With Jesus, the interior soul hears the voice of the world’s crime rising up to heaven and calling down chastisement upon the guilty; and this soul delays the sentence by the omnipotence of suppliant prayer, which is able to stay the hand of God, just when He is about to let loose His thunderbolt. “Those who pray,” said the eminent statesman Donoso Cortes, after his conversion, “do more for the world than those who fight, and if the world is going from bad to worse, it is because there are more battles than prayers.” “Hands uplifted,” said Bossuet, “rout more battalions than hands that strike.” And in the midst of their desert, the solitaries of the Thebaid often had burning in their hearts the fire that animated St. Francis Xavier. “They seemed to some,” said St. Augustine, “to have abandoned the world more than they should have.” Videntur nonnullis res humanas plus quam oportet deseruisse. But, he adds, people forget that their prayers, purified by this complete separation from the world, were all the more powerful and more NECESSARY for a depraved society.

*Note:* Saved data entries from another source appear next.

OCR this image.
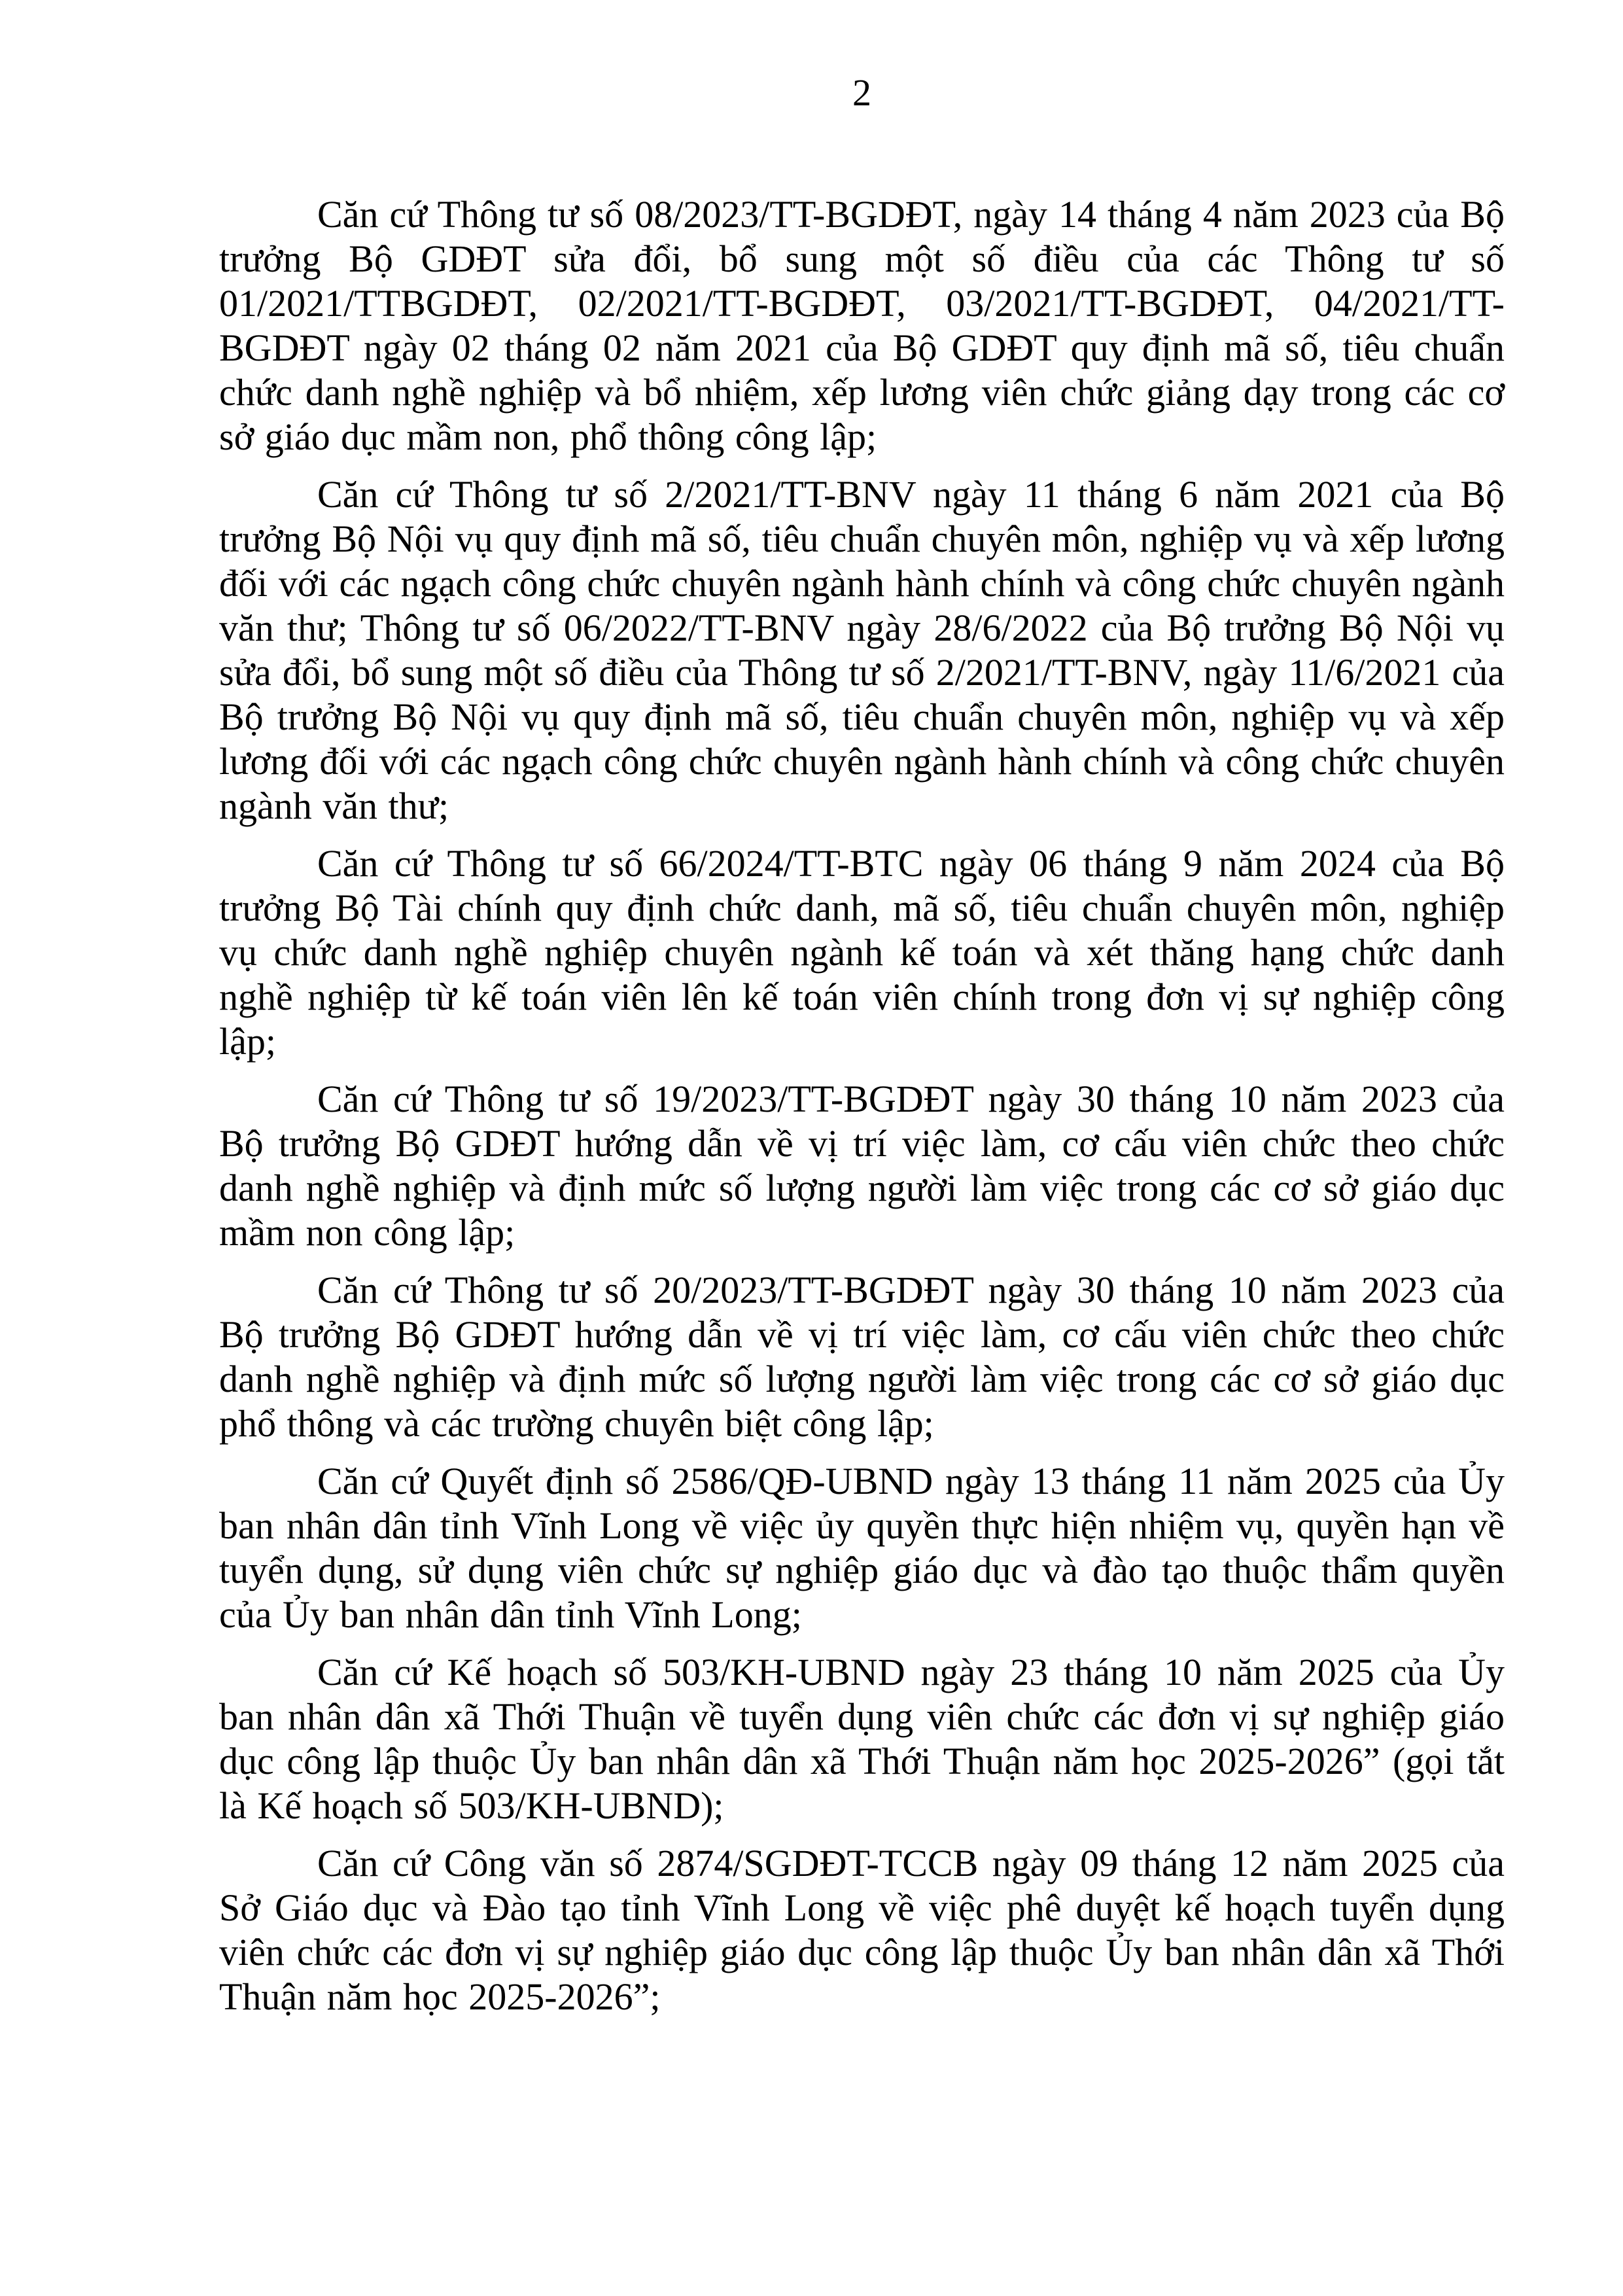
2

Căn cứ Thông tư số 08/2023/TT-BGDĐT, ngày 14 tháng 4 năm 2023 của Bộ trưởng Bộ GDĐT sửa đổi, bổ sung một số điều của các Thông tư số 01/2021/TTBGDĐT, 02/2021/TT-BGDĐT, 03/2021/TT-BGDĐT, 04/2021/TT-BGDĐT ngày 02 tháng 02 năm 2021 của Bộ GDĐT quy định mã số, tiêu chuẩn chức danh nghề nghiệp và bổ nhiệm, xếp lương viên chức giảng dạy trong các cơ sở giáo dục mầm non, phổ thông công lập;

Căn cứ Thông tư số 2/2021/TT-BNV ngày 11 tháng 6 năm 2021 của Bộ trưởng Bộ Nội vụ quy định mã số, tiêu chuẩn chuyên môn, nghiệp vụ và xếp lương đối với các ngạch công chức chuyên ngành hành chính và công chức chuyên ngành văn thư; Thông tư số 06/2022/TT-BNV ngày 28/6/2022 của Bộ trưởng Bộ Nội vụ sửa đổi, bổ sung một số điều của Thông tư số 2/2021/TT-BNV, ngày 11/6/2021 của Bộ trưởng Bộ Nội vụ quy định mã số, tiêu chuẩn chuyên môn, nghiệp vụ và xếp lương đối với các ngạch công chức chuyên ngành hành chính và công chức chuyên ngành văn thư;

Căn cứ Thông tư số 66/2024/TT-BTC ngày 06 tháng 9 năm 2024 của Bộ trưởng Bộ Tài chính quy định chức danh, mã số, tiêu chuẩn chuyên môn, nghiệp vụ chức danh nghề nghiệp chuyên ngành kế toán và xét thăng hạng chức danh nghề nghiệp từ kế toán viên lên kế toán viên chính trong đơn vị sự nghiệp công lập;

Căn cứ Thông tư số 19/2023/TT-BGDĐT ngày 30 tháng 10 năm 2023 của Bộ trưởng Bộ GDĐT hướng dẫn về vị trí việc làm, cơ cấu viên chức theo chức danh nghề nghiệp và định mức số lượng người làm việc trong các cơ sở giáo dục mầm non công lập;

Căn cứ Thông tư số 20/2023/TT-BGDĐT ngày 30 tháng 10 năm 2023 của Bộ trưởng Bộ GDĐT hướng dẫn về vị trí việc làm, cơ cấu viên chức theo chức danh nghề nghiệp và định mức số lượng người làm việc trong các cơ sở giáo dục phổ thông và các trường chuyên biệt công lập;

Căn cứ Quyết định số 2586/QĐ-UBND ngày 13 tháng 11 năm 2025 của Ủy ban nhân dân tỉnh Vĩnh Long về việc ủy quyền thực hiện nhiệm vụ, quyền hạn về tuyển dụng, sử dụng viên chức sự nghiệp giáo dục và đào tạo thuộc thẩm quyền của Ủy ban nhân dân tỉnh Vĩnh Long;

Căn cứ Kế hoạch số 503/KH-UBND ngày 23 tháng 10 năm 2025 của Ủy ban nhân dân xã Thới Thuận về tuyển dụng viên chức các đơn vị sự nghiệp giáo dục công lập thuộc Ủy ban nhân dân xã Thới Thuận năm học 2025-2026” (gọi tắt là Kế hoạch số 503/KH-UBND);

Căn cứ Công văn số 2874/SGDĐT-TCCB ngày 09 tháng 12 năm 2025 của Sở Giáo dục và Đào tạo tỉnh Vĩnh Long về việc phê duyệt kế hoạch tuyển dụng viên chức các đơn vị sự nghiệp giáo dục công lập thuộc Ủy ban nhân dân xã Thới Thuận năm học 2025-2026”;
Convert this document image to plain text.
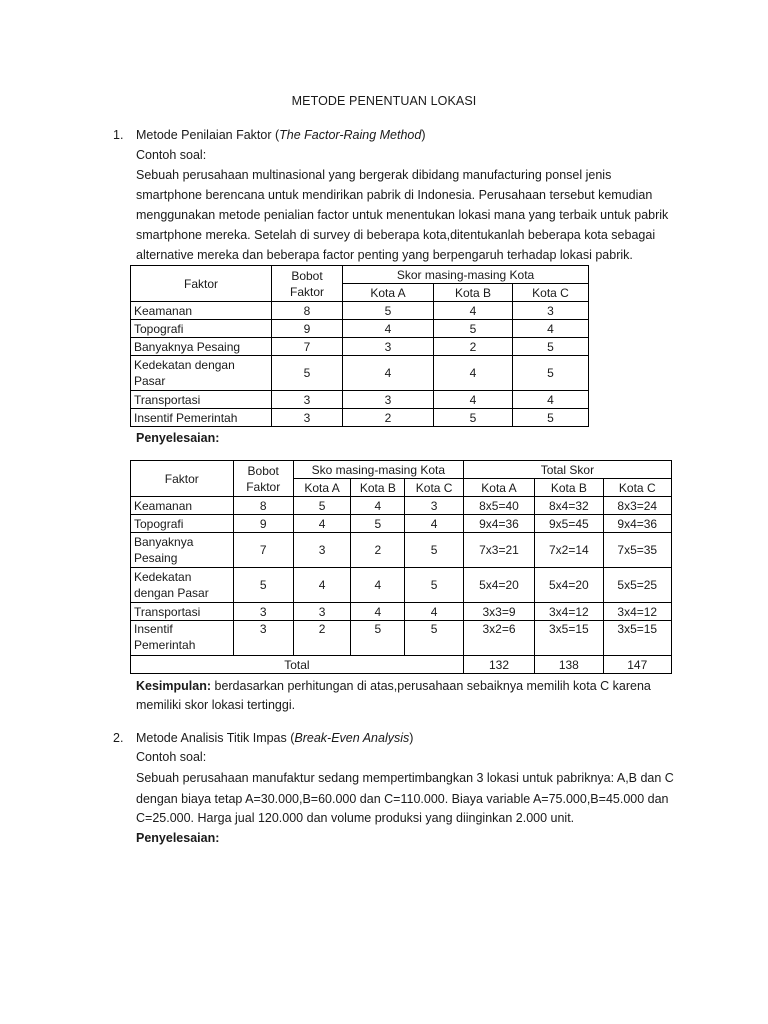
METODE PENENTUAN LOKASI
1. Metode Penilaian Faktor (The Factor-Raing Method)
Contoh soal:
Sebuah perusahaan multinasional yang bergerak dibidang manufacturing ponsel jenis
smartphone berencana untuk mendirikan pabrik di Indonesia. Perusahaan tersebut kemudian
menggunakan metode penialian factor untuk menentukan lokasi mana yang terbaik untuk pabrik
smartphone mereka. Setelah di survey di beberapa kota,ditentukanlah beberapa kota sebagai
alternative mereka dan beberapa factor penting yang berpengaruh terhadap lokasi pabrik.
Faktor	Bobot Faktor	Skor masing-masing Kota		
		Kota A	Kota B	Kota C
Keamanan	8	5	4	3
Topografi	9	4	5	4
Banyaknya Pesaing	7	3	2	5
Kedekatan dengan Pasar	5	4	4	5
Transportasi	3	3	4	4
Insentif Pemerintah	3	2	5	5
Penyelesaian:
Faktor	Bobot Faktor	Sko masing-masing Kota			Total Skor		
		Kota A	Kota B	Kota C	Kota A	Kota B	Kota C
Keamanan	8	5	4	3	8x5=40	8x4=32	8x3=24
Topografi	9	4	5	4	9x4=36	9x5=45	9x4=36
Banyaknya Pesaing	7	3	2	5	7x3=21	7x2=14	7x5=35
Kedekatan dengan Pasar	5	4	4	5	5x4=20	5x4=20	5x5=25
Transportasi	3	3	4	4	3x3=9	3x4=12	3x4=12
Insentif Pemerintah	3	2	5	5	3x2=6	3x5=15	3x5=15
Total					132	138	147
Kesimpulan: berdasarkan perhitungan di atas,perusahaan sebaiknya memilih kota C karena
memiliki skor lokasi tertinggi.
2. Metode Analisis Titik Impas (Break-Even Analysis)
Contoh soal:
Sebuah perusahaan manufaktur sedang mempertimbangkan 3 lokasi untuk pabriknya: A,B dan C
dengan biaya tetap A=30.000,B=60.000 dan C=110.000. Biaya variable A=75.000,B=45.000 dan
C=25.000. Harga jual 120.000 dan volume produksi yang diinginkan 2.000 unit.
Penyelesaian:
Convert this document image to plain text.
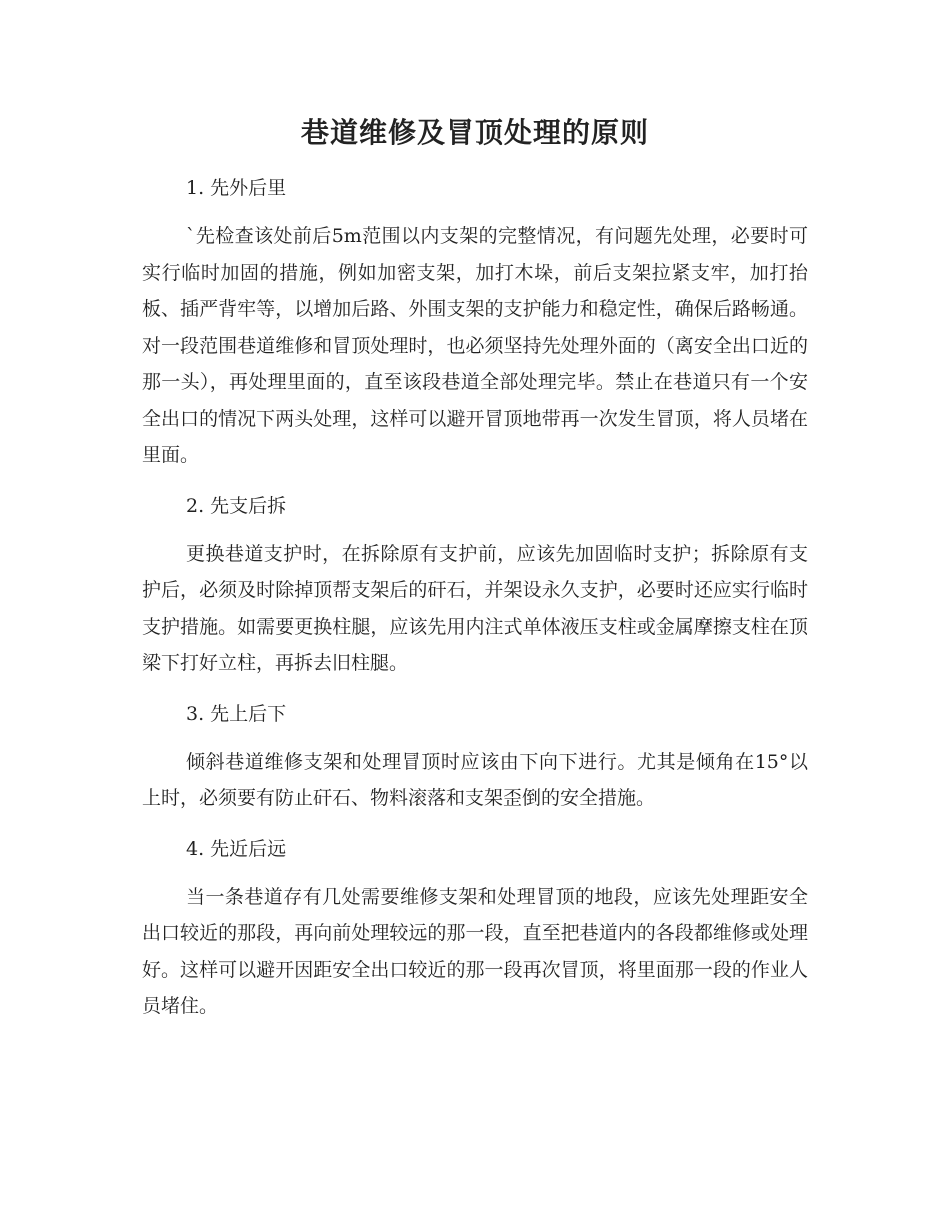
巷道维修及冒顶处理的原则

1. 先外后里

`先检查该处前后5m范围以内支架的完整情况，有问题先处理，必要时可实行临时加固的措施，例如加密支架，加打木垛，前后支架拉紧支牢，加打抬板、插严背牢等，以增加后路、外围支架的支护能力和稳定性，确保后路畅通。对一段范围巷道维修和冒顶处理时，也必须坚持先处理外面的（离安全出口近的那一头），再处理里面的，直至该段巷道全部处理完毕。禁止在巷道只有一个安全出口的情况下两头处理，这样可以避开冒顶地带再一次发生冒顶，将人员堵在里面。

2. 先支后拆

更换巷道支护时，在拆除原有支护前，应该先加固临时支护；拆除原有支护后，必须及时除掉顶帮支架后的矸石，并架设永久支护，必要时还应实行临时支护措施。如需要更换柱腿，应该先用内注式单体液压支柱或金属摩擦支柱在顶梁下打好立柱，再拆去旧柱腿。

3. 先上后下

倾斜巷道维修支架和处理冒顶时应该由下向下进行。尤其是倾角在15°以上时，必须要有防止矸石、物料滚落和支架歪倒的安全措施。

4. 先近后远

当一条巷道存有几处需要维修支架和处理冒顶的地段，应该先处理距安全出口较近的那段，再向前处理较远的那一段，直至把巷道内的各段都维修或处理好。这样可以避开因距安全出口较近的那一段再次冒顶，将里面那一段的作业人员堵住。
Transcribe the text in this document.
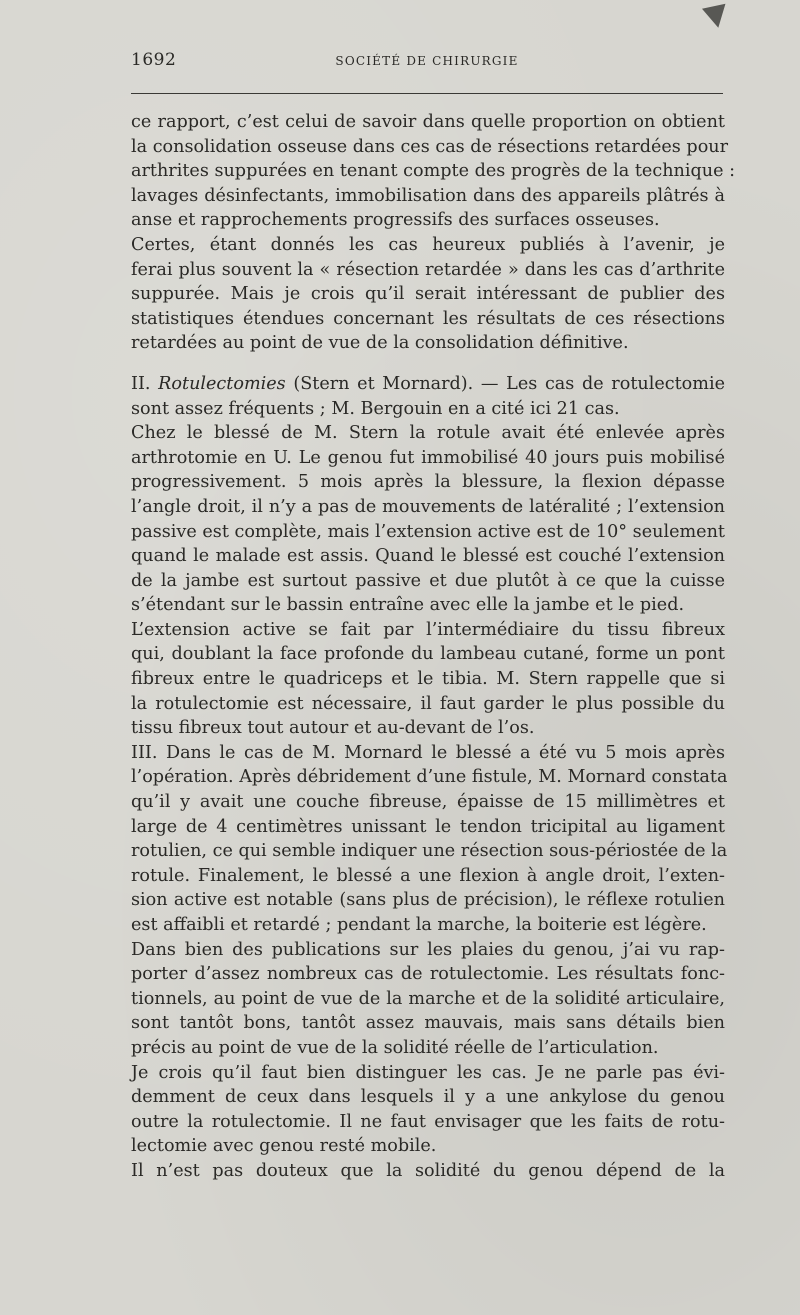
1692	SOCIÉTÉ DE CHIRURGIE
ce rapport, c’est celui de savoir dans quelle proportion on obtient
la consolidation osseuse dans ces cas de résections retardées pour
arthrites suppurées en tenant compte des progrès de la technique :
lavages désinfectants, immobilisation dans des appareils plâtrés à
anse et rapprochements progressifs des surfaces osseuses.
Certes, étant donnés les cas heureux publiés à l’avenir, je
ferai plus souvent la « résection retardée » dans les cas d’arthrite
suppurée. Mais je crois qu’il serait intéressant de publier des
statistiques étendues concernant les résultats de ces résections
retardées au point de vue de la consolidation définitive.
II. Rotulectomies (Stern et Mornard). — Les cas de rotulectomie
sont assez fréquents ; M. Bergouin en a cité ici 21 cas.
Chez le blessé de M. Stern la rotule avait été enlevée après
arthrotomie en U. Le genou fut immobilisé 40 jours puis mobilisé
progressivement. 5 mois après la blessure, la flexion dépasse
l’angle droit, il n’y a pas de mouvements de latéralité ; l’extension
passive est complète, mais l’extension active est de 10° seulement
quand le malade est assis. Quand le blessé est couché l’extension
de la jambe est surtout passive et due plutôt à ce que la cuisse
s’étendant sur le bassin entraîne avec elle la jambe et le pied.
L’extension active se fait par l’intermédiaire du tissu fibreux
qui, doublant la face profonde du lambeau cutané, forme un pont
fibreux entre le quadriceps et le tibia. M. Stern rappelle que si
la rotulectomie est nécessaire, il faut garder le plus possible du
tissu fibreux tout autour et au-devant de l’os.
III. Dans le cas de M. Mornard le blessé a été vu 5 mois après
l’opération. Après débridement d’une fistule, M. Mornard constata
qu’il y avait une couche fibreuse, épaisse de 15 millimètres et
large de 4 centimètres unissant le tendon tricipital au ligament
rotulien, ce qui semble indiquer une résection sous-périostée de la
rotule. Finalement, le blessé a une flexion à angle droit, l’exten-
sion active est notable (sans plus de précision), le réflexe rotulien
est affaibli et retardé ; pendant la marche, la boiterie est légère.
Dans bien des publications sur les plaies du genou, j’ai vu rap-
porter d’assez nombreux cas de rotulectomie. Les résultats fonc-
tionnels, au point de vue de la marche et de la solidité articulaire,
sont tantôt bons, tantôt assez mauvais, mais sans détails bien
précis au point de vue de la solidité réelle de l’articulation.
Je crois qu’il faut bien distinguer les cas. Je ne parle pas évi-
demment de ceux dans lesquels il y a une ankylose du genou
outre la rotulectomie. Il ne faut envisager que les faits de rotu-
lectomie avec genou resté mobile.
Il n’est pas douteux que la solidité du genou dépend de la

And yet now, after fifty years of freedom of education in France, after this half century
that has beheld the birth of works without number, and during which we have
had, in our hands, the youth of the land, and have enjoyed the almost complete support of
the various governments, how is it that, in spite of results that appear, outwardly, to be
quite striking, we have been unable to form, in our nation, a majority with enough real
Christianity in it to fight against the coalition of the followers of Satan?
No doubt, the abandonment of the liturgical life and the cessation of its influence
upon the faithful have contributed to this impotence. Our spirituality has become narrow,
dry, superficial, external, or altogether sentimental; it does not have the penetration and
soul-stirring power that only the Liturgy, that great source of Christian vitality, can give.
But is there not another cause to be traced to the fact that we priests and educators,
because we lack an intense inner life, are unable to beget in souls anything more than a
surface piety, without any powerful ideals or strong convictions? Those of us who are
professors: have we not, perhaps, been more ambitious for the distinction of degrees and
for the reputation of our colleges than to impart a solid religious instruction to souls?
Have we not worn ourselves out on less important things than forming of wills, and
imprinting on well-tried characters the stamp of Jesus Christ?
And has not the most
frequent cause of this mediocrity been the common banality of our inner life?
If the priest is a saint (the saying goes), the people will be fervent; if the priest is
fervent, the people will be pious; if the priest is pious, the people will at least be decent.
But if the priest is only decent, the people will be godless. The spiritual generation is
always one degree less intense in its life than those who beget it in Christ.